Telling real comments from fake ones is tough sometimes  

Wired, January 15, 2021

Back in October 2019, Idaho considered a possibility of changing its Medicaid program. In order to do that, the approval from the federal government was needed, and as a result public feedback was asked via Medicaid.gov. The topic gathered over 1000 comments, but it is worthy of note that more than a half of them was not written by real people, but generated by artificial intelligence. And the fact that volunteers  could not tell the real comments from the generated ones should put us on guard. Max Weiss, a tech-savvy medical student at Harvard, was the author of the project,  but his project attracted little attention and feedback then. Now, more than a year after the work was performed, the topic of deepfake text manipulation and other AI-based attacks is a burning question.

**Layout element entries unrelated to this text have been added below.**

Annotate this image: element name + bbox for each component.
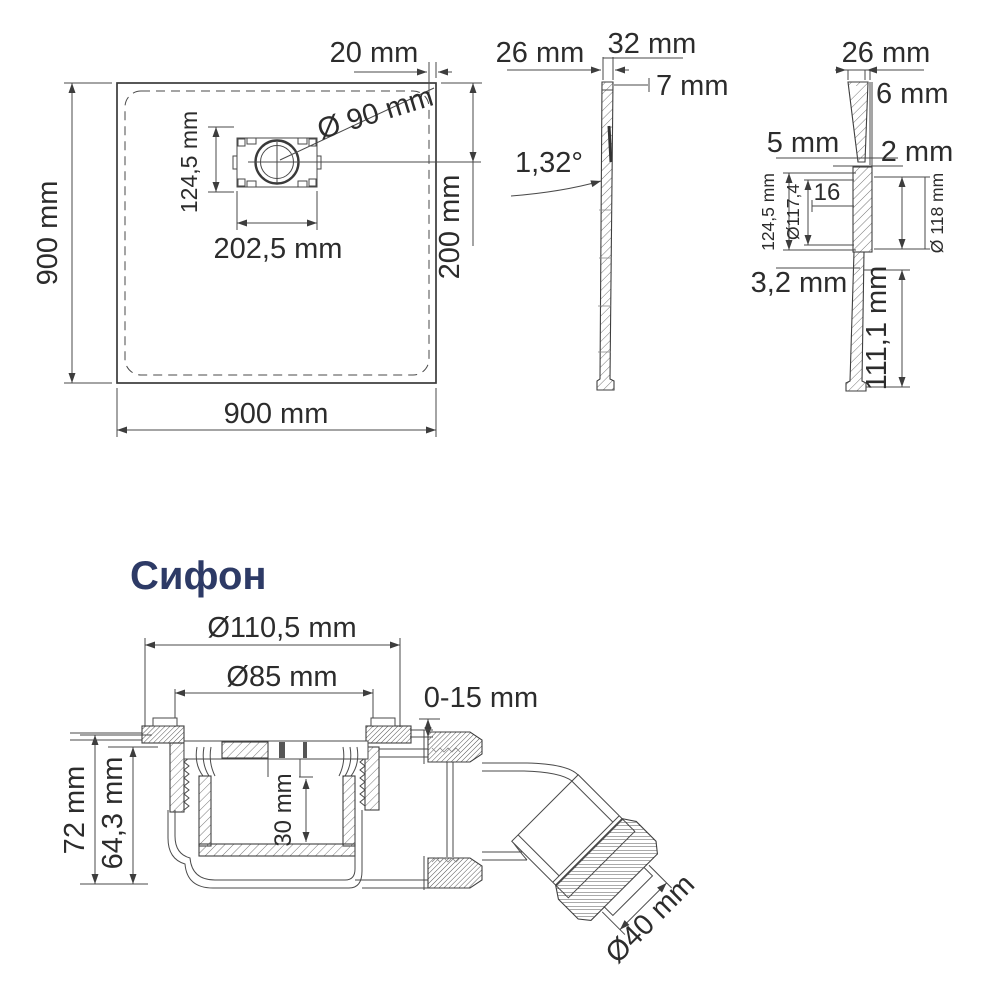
dim-label-sheet-thickness: 3,2 mm	[751, 267, 848, 299]
dim-outer-diameter: Ø 118 mm	[874, 173, 947, 253]
dim-section-cutout: 124,5 mm	[758, 173, 856, 251]
dim-label-cutout-height: 124,5 mm	[176, 111, 202, 213]
dim-label-inner-diameter: Ø117,4	[783, 184, 803, 240]
siphon-body	[70, 718, 578, 890]
dim-label-water-seal: 30 mm	[270, 773, 297, 846]
tray-section-body	[597, 82, 614, 390]
dim-label-outer-diameter: Ø 118 mm	[927, 173, 947, 253]
dim-height-adjustment: 0-15 mm	[419, 682, 538, 737]
dim-label-center-offset: 200 mm	[434, 175, 466, 280]
dim-label-slope-angle: 1,32°	[515, 147, 583, 179]
grate-slot	[279, 742, 285, 758]
dim-wall-right: 2 mm	[833, 136, 953, 168]
dim-label-drain-diameter: Ø 90 mm	[314, 81, 437, 146]
dim-label-profile-lip: 7 mm	[656, 70, 729, 102]
dim-label-flange-diameter: Ø110,5 mm	[207, 612, 356, 644]
left-clamp-cap	[153, 718, 177, 726]
dim-label-edge-offset: 20 mm	[330, 37, 419, 69]
dim-label-wall-left: 5 mm	[767, 127, 840, 159]
cup-right-wall	[343, 776, 355, 846]
dim-profile-lip: 7 mm	[614, 70, 729, 102]
dim-label-grate-diameter: Ø85 mm	[226, 661, 337, 693]
dim-label-cutout-width: 202,5 mm	[214, 233, 343, 265]
dim-label-tray-width: 900 mm	[224, 398, 329, 430]
dim-tray-width: 900 mm	[117, 388, 436, 437]
dim-profile-top: 32 mm	[603, 28, 696, 60]
dim-grate-diameter: Ø85 mm	[175, 661, 373, 727]
dim-label-total-height: 72 mm	[59, 766, 91, 855]
dim-label-section-cutout: 124,5 mm	[758, 173, 778, 251]
dim-sheet-thickness: 3,2 mm	[751, 267, 860, 299]
technical-drawing-page: 900 mm 900 mm 20 mm Ø 90 mm 124,5 mm	[0, 0, 1000, 1000]
dim-label-tray-height: 900 mm	[32, 181, 64, 286]
right-clamp-cap	[371, 718, 395, 726]
dim-cutout-width: 202,5 mm	[214, 191, 343, 265]
cup-left-wall	[199, 776, 211, 846]
dim-label-profile-edge: 26 mm	[496, 37, 585, 69]
union-nut-top	[428, 732, 482, 762]
siphon-title: Сифон	[130, 554, 267, 598]
dim-label-height-adjustment: 0-15 mm	[424, 682, 538, 714]
dim-water-seal: 30 mm	[270, 773, 313, 846]
dim-label-section-edge: 26 mm	[842, 37, 931, 69]
dim-section-edge: 26 mm	[835, 37, 930, 80]
dim-body-height: 64,3 mm	[97, 747, 158, 884]
dimension-drawing: 900 mm 900 mm 20 mm Ø 90 mm 124,5 mm	[0, 0, 1000, 1000]
tray-plan-view: 900 mm 900 mm 20 mm Ø 90 mm 124,5 mm	[32, 37, 482, 437]
grate-cover	[184, 741, 368, 759]
dim-label-wall-right: 2 mm	[881, 136, 954, 168]
union-nut-bottom	[428, 858, 482, 888]
dim-wall-left: 5 mm	[767, 127, 898, 159]
dim-inset: 16	[812, 179, 854, 212]
tray-profile-view: 26 mm 32 mm 7 mm 1,32°	[496, 28, 729, 390]
dim-drain-depth: 111,1 mm	[861, 266, 910, 391]
drain-seal-mark	[609, 126, 611, 162]
dim-tray-height: 900 mm	[32, 83, 112, 383]
dim-center-offset: 200 mm	[434, 83, 482, 279]
dim-label-section-lip: 6 mm	[876, 78, 949, 110]
dim-label-body-height: 64,3 mm	[97, 757, 129, 870]
dim-label-drain-depth: 111,1 mm	[861, 266, 893, 391]
left-threaded-wall	[170, 743, 184, 812]
dim-slope-angle: 1,32°	[511, 147, 601, 196]
siphon-view: Сифон Ø110,5 mm Ø85 mm 0-15 mm 72 mm	[59, 554, 703, 970]
right-clamp-flange	[366, 726, 411, 743]
grate-slot	[303, 742, 307, 758]
dim-cutout-height: 124,5 mm	[176, 111, 234, 213]
dim-label-profile-top: 32 mm	[608, 28, 697, 60]
left-clamp-flange	[142, 726, 184, 743]
drain-section-view: 26 mm 6 mm 5 mm 2 mm 16 124,5 mm Ø117,4	[751, 37, 954, 391]
drain-flange-section	[853, 167, 872, 252]
dim-label-inset: 16	[814, 179, 841, 206]
outlet-elbow: Ø40 mm	[503, 769, 704, 970]
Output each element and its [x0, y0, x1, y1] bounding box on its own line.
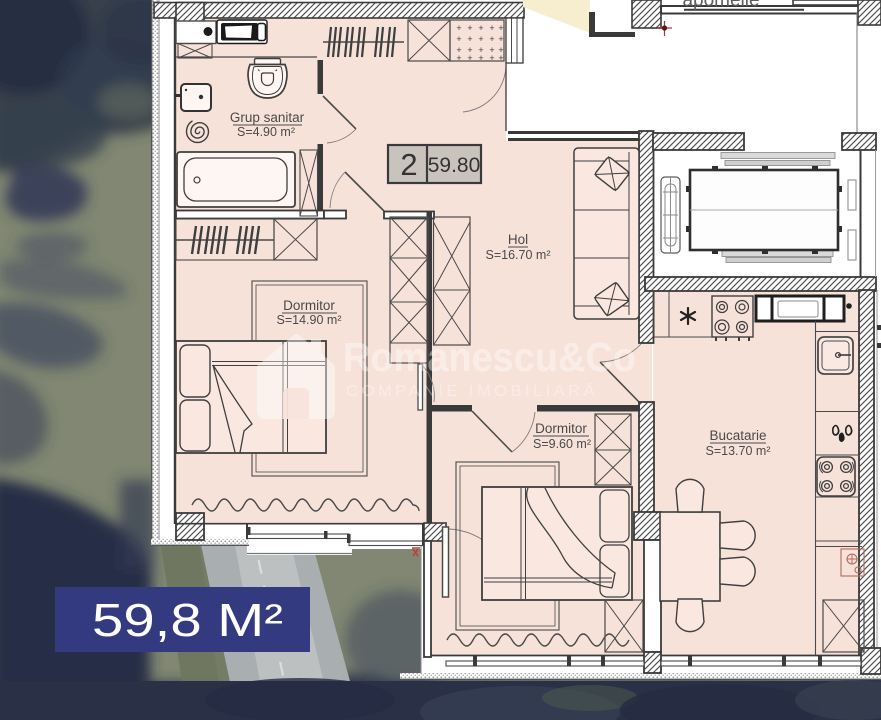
svg-text:S=9.60 m²: S=9.60 m² — [533, 437, 591, 451]
svg-text:Romanescu&Co: Romanescu&Co — [343, 334, 636, 380]
svg-text:Grup sanitar: Grup sanitar — [230, 110, 305, 125]
svg-text:+: + — [489, 34, 494, 44]
svg-text:COMPANIE IMOBILIARĂ: COMPANIE IMOBILIARĂ — [346, 383, 598, 400]
svg-text:+: + — [498, 53, 503, 63]
svg-text:S=16.70 m²: S=16.70 m² — [486, 248, 551, 262]
svg-text:+: + — [478, 23, 483, 33]
svg-text:S=14.90 m²: S=14.90 m² — [277, 313, 342, 327]
svg-text:+: + — [467, 34, 472, 44]
svg-text:+: + — [456, 53, 461, 63]
svg-text:Hol: Hol — [508, 232, 528, 247]
svg-text:+: + — [456, 34, 461, 44]
svg-text:apomelle: apomelle — [682, 0, 759, 11]
svg-text:+: + — [456, 23, 461, 33]
svg-text:+: + — [478, 34, 483, 44]
svg-text:+: + — [467, 23, 472, 33]
svg-text:S=4.90 m²: S=4.90 m² — [237, 125, 295, 139]
svg-text:+: + — [489, 23, 494, 33]
svg-text:+: + — [489, 53, 494, 63]
svg-text:Bucatarie: Bucatarie — [709, 428, 766, 443]
svg-text:+: + — [467, 53, 472, 63]
svg-text:Dormitor: Dormitor — [535, 421, 587, 436]
svg-text:2: 2 — [400, 147, 417, 182]
svg-text:59,8 M²: 59,8 M² — [92, 594, 283, 646]
svg-text:S=13.70 m²: S=13.70 m² — [706, 444, 771, 458]
svg-text:+: + — [498, 34, 503, 44]
svg-text:59.80: 59.80 — [428, 154, 481, 177]
svg-text:Dormitor: Dormitor — [283, 298, 335, 313]
svg-text:+: + — [498, 23, 503, 33]
svg-text:+: + — [478, 53, 483, 63]
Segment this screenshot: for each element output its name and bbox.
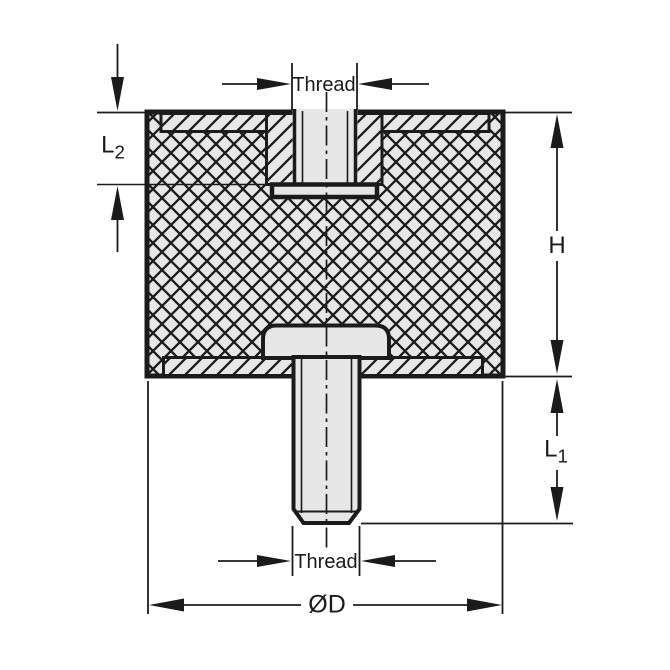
arrowhead-right-icon [257,555,291,567]
dim-label-diameter: ØD [308,593,346,618]
arrowhead-left-icon [361,555,395,567]
dim-label-thread-top: Thread [292,75,355,95]
arrowhead-down-icon [111,77,124,111]
dim-label-thread-bottom: Thread [294,552,357,572]
arrowhead-down-icon [551,340,564,374]
arrowhead-left-icon [358,78,392,90]
dim-label-l2-subscript: 2 [114,142,124,163]
arrowhead-up-icon [551,379,564,413]
insert-bottom-closure [272,185,377,198]
dim-label-l1: L1 [544,438,568,467]
dim-label-l1-base: L [544,436,557,463]
dim-label-l2: L2 [101,134,125,163]
arrowhead-right-icon [467,599,502,612]
dim-label-l1-subscript: 1 [557,446,567,467]
arrowhead-right-icon [257,78,291,90]
technical-drawing-canvas: Thread L2 H L1 Thread ØD [0,0,670,670]
arrowhead-left-icon [149,599,184,612]
dim-label-l2-base: L [101,132,114,159]
dim-label-height: H [548,234,565,258]
arrowhead-down-icon [551,487,564,521]
arrowhead-up-icon [111,186,124,220]
arrowhead-up-icon [551,114,564,148]
dimension-l1 [361,379,573,524]
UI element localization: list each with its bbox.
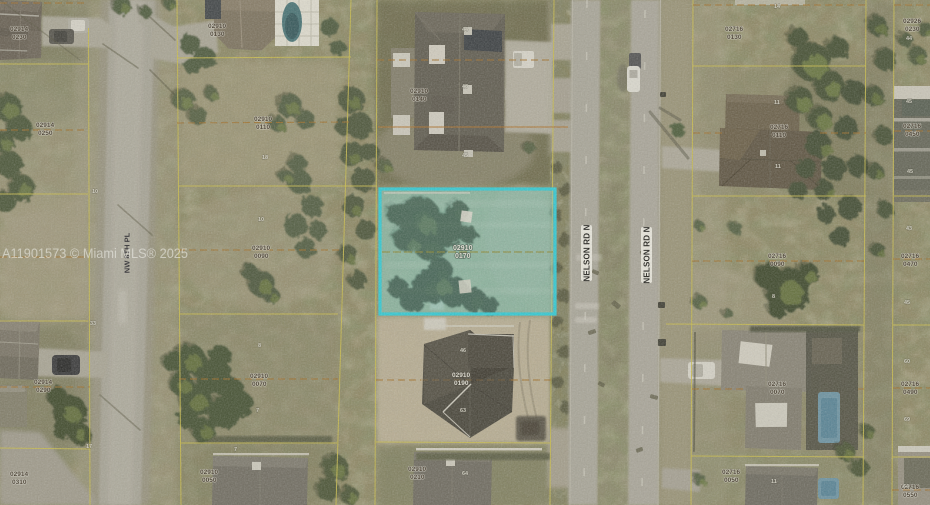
svg-text:A11901573 © Miami MLS® 2025: A11901573 © Miami MLS® 2025: [2, 245, 188, 261]
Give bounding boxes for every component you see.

“The ease with which a bot can generate and submit relevant text that impersonates human speech on government websites is surprising and really important to know,” comments Latanya Sweeney, a professor at Harvard’s Kennedy School who helped Weiss with the ethical side of the experiment.

Why your AI business strategy will fail

eWEEK, January 13, 2021

AI is being introduced everywhere, and at the moment there is a huge number of business projects based on artificial intelligence technologies. However, from the moment the plan is created, not all projects survive to prosperity. Dr. Charla Griffy-Brown, Professor of Information Systems and Technology Management, and Associate Dean of Executive and Part-Time Programs at Pepperdine University’s Graziadio School of Business gave her opinion on why AI business strategies fail. She paid attention to such aspects as poor attention to technical performance, inappropriate data architecture, unexpected behaviour, and, of course, human factor. Still,  Dr. Charla Griffy-Brown states that security aspects are one of the most crucial issues, and this part of the strategy has to be examined and well-thought from all angles as new vulnerabilities and risks never stop. She suggests that companies come up with a risk-based approach at the very beginning of their AI implementation. Collaborating with third-party security specialists also can be considered. 

Prepare for the worst 

Biometric Update, January 11, 2021

According to experts, the new year will bring a number of difficulties in the digital space as organizations of all sizes are going to deal with new threats and some of these are directly related to artificial intelligence technologies. For example, according to the ‘2021 Future of Fraud Forecast’ by Experian, malefactors will increase use of automation leading to “constant automated attacks.”  

Facial recognition is expected to go through challenges as well. There will be a real AI vs AI battle as attackers will create realistic photographs of unexisting people with the help of AI technologies. These will be realistic enough to trick a facial recognition system into taking a fake image for a real person, which will lead to a large number of security incidents. 

Experts conclude that these and other cases will lead to significant financial losses, and now we need new technologies and tools to stand against.